Here’s a simple benchmark: compute the inner product of two arrays, in other words, the sum of the element-wise product. Julia code (I disabled the garbage collector to remove its effect from the equation):

1
2
3
4
5
6
7
8
9
10
11
12
13
14
15
16
17
18
19
20
21
x = randn(10000000)
y = randn(10000000)
function inner(x, y)
result = 0.0
for i=1:length(x)
result += x[i] * y[i]
end
result
end
gc_disable()
tic()
for i=1:50 result = sum(x .* y); end
timing = toc();
println("Array operations took ", (timing / 50) * 1000, " ms")
tic()
timing = @time for i=1:50 result = inner(x, y); end
timing = toc();
println("inner took ", (timing / 50) * 1000, " ms")

And the result:

1
2
3
11:28 ~/code/repos/julia (master)$ ./julia bench.jl
Array operations took 104.71534252166748 ms
inner took 36.00101947784424ms

Lastly, you might recognize that an array inner product can be expressed as a matrix operation and carried out by BLAS in Fortran:

1
2
3
4
5
6
7
8
9
x = randn(1, 10000000)
y = randn(10000000, 1)
tic()
timing = @time for i=1:50 result = x * y; end
timing = toc();
println("BLAS took ", (timing / 50) * 1000, "ms")
=> BLAS took 50.72967529296875ms

So most of you know me as a Python hacker. So I’ll run the same array benchmark with NumPy:

1
2
3
4
5
6
In [9]: x = randn(10000000)
In [10]: y = randn(10000000)
In [11]: timeit (x * y).sum()
10 loops, best of 3: 57.8 ms per loop

OK, so NumPy is faster than Julia for array operations, temporary array and all. But how much faster can you go by eliminating temporaries like Julia’s inner function? Here is Cython code:

1
2
3
4
5
6
def inner(ndarray[float64_t] x, ndarray[float64_t] y):
cdef Py_ssize_t i, n = len(x)
cdef float64_t result = 0
for i in range(n):
result += x[i] * y[i]
return result

And the timing:

1
2
3
4
5
6
7
8
9
10
11
In [1]: x = randn(10000000)
y
In [2]: y = randn(10000000)
In [3]: from pandas._sandbox import inner
In [4]: inner(x, y)
Out[4]: -3117.5608515640943
In [5]: timeit inner(x, y)
100 loops, best of 3: 14.5 ms per loop

So Julia is about 2.5 times slower than Cython in this trivial benchmark (straight C wouldn’t that much faster).
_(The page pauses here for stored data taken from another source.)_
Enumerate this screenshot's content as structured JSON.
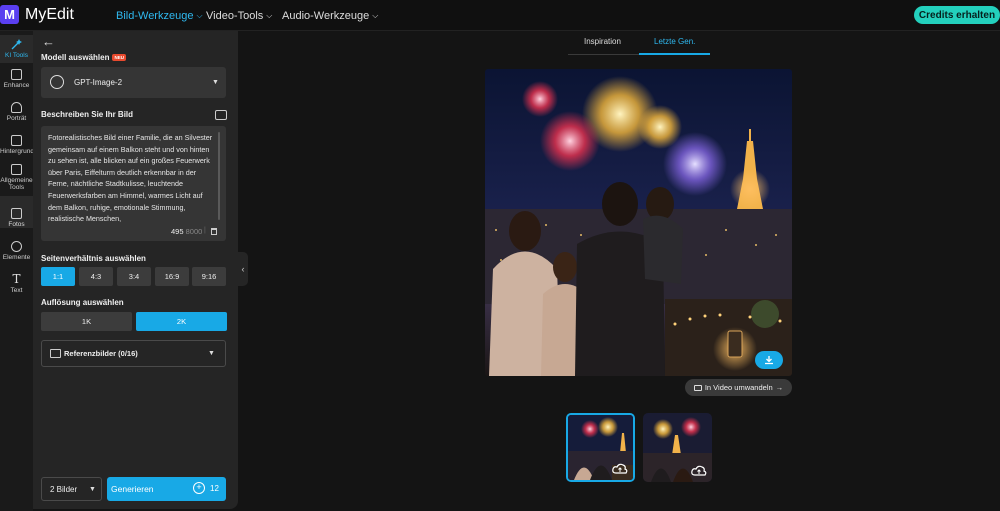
{
  "app": {
    "name": "MyEdit",
    "logo_letter": "M"
  },
  "nav": [
    {
      "label": "Bild-Werkzeuge",
      "active": true
    },
    {
      "label": "Video-Tools",
      "active": false
    },
    {
      "label": "Audio-Werkzeuge",
      "active": false
    }
  ],
  "credits_button": "Credits erhalten",
  "rail": [
    {
      "label": "KI Tools",
      "icon": "magic-wand-icon",
      "active": true
    },
    {
      "label": "Enhance",
      "icon": "image-icon"
    },
    {
      "label": "Porträt",
      "icon": "portrait-icon"
    },
    {
      "label": "Hintergrund",
      "icon": "background-icon"
    },
    {
      "label": "Allgemeine Tools",
      "icon": "tools-icon"
    },
    {
      "label": "Fotos",
      "icon": "photo-icon"
    },
    {
      "label": "Elemente",
      "icon": "elements-icon"
    },
    {
      "label": "Text",
      "icon": "text-icon",
      "glyph": "T"
    }
  ],
  "panel": {
    "model_label": "Modell auswählen",
    "new_badge": "NEU",
    "model_value": "GPT-Image-2",
    "describe_label": "Beschreiben Sie Ihr Bild",
    "prompt": "Fotorealistisches Bild einer Familie, die an Silvester gemeinsam auf einem Balkon steht und von hinten zu sehen ist, alle blicken auf ein großes Feuerwerk über Paris, Eiffelturm deutlich erkennbar in der Ferne, nächtliche Stadtkulisse, leuchtende Feuerwerksfarben am Himmel, warmes Licht auf dem Balkon, ruhige, emotionale Stimmung, realistische Menschen,",
    "char_count": "495",
    "char_max": "8000",
    "char_sep": "|",
    "ratio_label": "Seitenverhältnis auswählen",
    "ratios": [
      "1:1",
      "4:3",
      "3:4",
      "16:9",
      "9:16"
    ],
    "ratio_selected": "1:1",
    "resolution_label": "Auflösung auswählen",
    "resolutions": [
      "1K",
      "2K"
    ],
    "resolution_selected": "2K",
    "reference_label": "Referenzbilder (0/16)",
    "image_count": "2 Bilder",
    "generate_label": "Generieren",
    "generate_cost": "12"
  },
  "tabs": [
    {
      "label": "Inspiration",
      "active": false
    },
    {
      "label": "Letzte Gen.",
      "active": true
    }
  ],
  "result": {
    "video_button": "In Video umwandeln",
    "video_arrow": "→"
  },
  "colors": {
    "accent": "#18a9e6",
    "active_nav": "#2fb9f0",
    "credits": "#23d0bd",
    "logo": "#5a3ff0",
    "panel_bg": "#252525",
    "app_bg": "#141414"
  }
}
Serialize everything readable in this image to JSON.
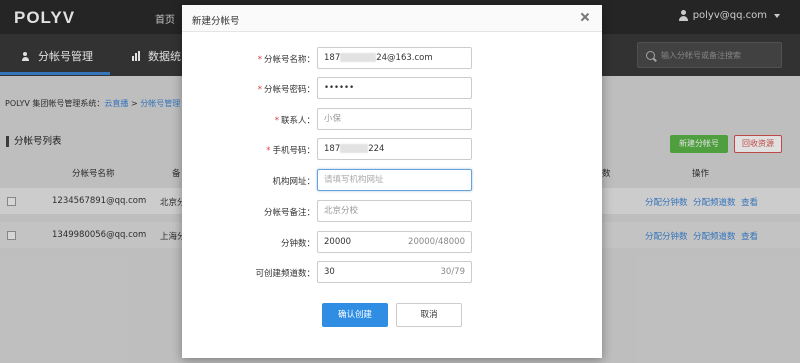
{
  "topbar": {
    "logo": "POLYV",
    "nav_home": "首页",
    "user_email": "polyv@qq.com"
  },
  "subnav": {
    "tab_accounts": "分帐号管理",
    "tab_stats": "数据统",
    "search_placeholder": "输入分帐号或备注搜索"
  },
  "breadcrumb": {
    "prefix": "POLYV 集团帐号管理系统：",
    "link1": "云直播",
    "sep": " > ",
    "link2": "分帐号管理"
  },
  "section": {
    "title": "分帐号列表",
    "new_button": "新建分帐号",
    "recycle_button": "回收资源"
  },
  "table": {
    "headers": [
      "分帐号名称",
      "备",
      "数",
      "操作"
    ],
    "rows": [
      {
        "name": "1234567891@qq.com",
        "note": "北京分",
        "actions": [
          "分配分钟数",
          "分配频道数",
          "查看"
        ]
      },
      {
        "name": "1349980056@qq.com",
        "note": "上海分",
        "actions": [
          "分配分钟数",
          "分配频道数",
          "查看"
        ]
      }
    ]
  },
  "modal": {
    "title": "新建分帐号",
    "fields": [
      {
        "label": "分帐号名称：",
        "required": true,
        "value_prefix": "187",
        "value_suffix": "24@163.com"
      },
      {
        "label": "分帐号密码：",
        "required": true,
        "value": "••••••"
      },
      {
        "label": "联系人：",
        "required": true,
        "value": "小保"
      },
      {
        "label": "手机号码：",
        "required": true,
        "value_prefix": "187",
        "value_suffix": "224"
      },
      {
        "label": "机构网址：",
        "required": false,
        "placeholder": "请填写机构网址"
      },
      {
        "label": "分帐号备注：",
        "required": false,
        "value": "北京分校"
      },
      {
        "label": "分钟数：",
        "required": false,
        "value": "20000",
        "counter": "20000/48000"
      },
      {
        "label": "可创建频道数：",
        "required": false,
        "value": "30",
        "counter": "30/79"
      }
    ],
    "confirm_button": "确认创建",
    "cancel_button": "取消"
  }
}
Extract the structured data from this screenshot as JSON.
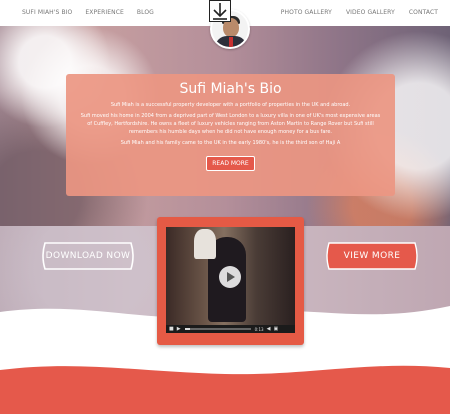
{
  "nav": {
    "left": [
      "SUFI MIAH'S BIO",
      "EXPERIENCE",
      "BLOG"
    ],
    "right": [
      "PHOTO GALLERY",
      "VIDEO GALLERY",
      "CONTACT"
    ]
  },
  "bio": {
    "title": "Sufi Miah's Bio",
    "paragraphs": [
      "Sufi Miah is a successful property developer with a portfolio of properties in the UK and abroad.",
      "Sufi moved his home in 2004 from a deprived part of West London to a luxury villa in one of UK's most expensive areas of Cuffley, Hertfordshire. He owns a fleet of luxury vehicles ranging from Aston Martin to Range Rover but Sufi still remembers his humble days when he did not have enough money for a bus fare.",
      "Sufi Miah and his family came to the UK in the early 1980's, he is the third son of Haji A"
    ],
    "read_more": "READ MORE"
  },
  "buttons": {
    "download_now": "DOWNLOAD NOW",
    "view_more": "VIEW MORE"
  },
  "video": {
    "time": "0:13",
    "progress": 0.08
  },
  "colors": {
    "accent": "#e5594b",
    "card": "#ec9682",
    "nav_text": "#777777"
  }
}
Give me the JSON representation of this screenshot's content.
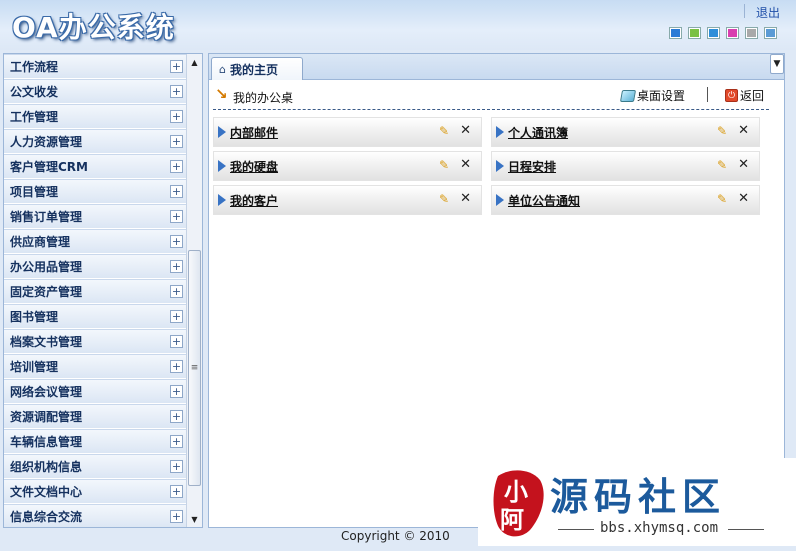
{
  "header": {
    "logo": "OA办公系统",
    "logout_label": "退出",
    "skin_colors": [
      "#2a7bd6",
      "#7ac143",
      "#2d8fd9",
      "#d93fb0",
      "#a9a9a9",
      "#5b9bd5"
    ]
  },
  "sidebar": {
    "items": [
      {
        "label": "工作流程"
      },
      {
        "label": "公文收发"
      },
      {
        "label": "工作管理"
      },
      {
        "label": "人力资源管理"
      },
      {
        "label": "客户管理CRM"
      },
      {
        "label": "项目管理"
      },
      {
        "label": "销售订单管理"
      },
      {
        "label": "供应商管理"
      },
      {
        "label": "办公用品管理"
      },
      {
        "label": "固定资产管理"
      },
      {
        "label": "图书管理"
      },
      {
        "label": "档案文书管理"
      },
      {
        "label": "培训管理"
      },
      {
        "label": "网络会议管理"
      },
      {
        "label": "资源调配管理"
      },
      {
        "label": "车辆信息管理"
      },
      {
        "label": "组织机构信息"
      },
      {
        "label": "文件文档中心"
      },
      {
        "label": "信息综合交流"
      }
    ]
  },
  "main": {
    "tab_label": "我的主页",
    "desk_title": "我的办公桌",
    "settings_label": "桌面设置",
    "back_label": "返回",
    "modules": [
      {
        "label": "内部邮件"
      },
      {
        "label": "个人通讯簿"
      },
      {
        "label": "我的硬盘"
      },
      {
        "label": "日程安排"
      },
      {
        "label": "我的客户"
      },
      {
        "label": "单位公告通知"
      }
    ]
  },
  "footer": {
    "copyright": "Copyright © 2010"
  },
  "watermark": {
    "seal_text": "小阿",
    "title": "源码社区",
    "url": "bbs.xhymsq.com"
  }
}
You can do even better by using the Intel MKL in NumPy:

1
2
In [7]: timeit np.dot(x, y)
100 loops, best of 3: 9.43 ms per loop

So anyway, Julia is not a magic solution. It _is_ pretty good though, especially if you never want to have to compile code. Having to unroll array expressions into loops is still not good and I don’t think it’s a habit that should be encouraged. And the JIT will get better over time. The Julia devs are spending a lot of their time I believe more fruitfully on language design, libraries and features, and “big science” topics like distributed computing and parallel processing problems which I think will be very impactful. But if you’re looking for a high performance alternative to R for implementing scientific algorithms with low effort, the sweet spot (at least in my opinion) between performance and fast development time is Cython. But if a perfect marriage of Python, Julia, and Cython is made, perhaps we can all have our cake and eat it too.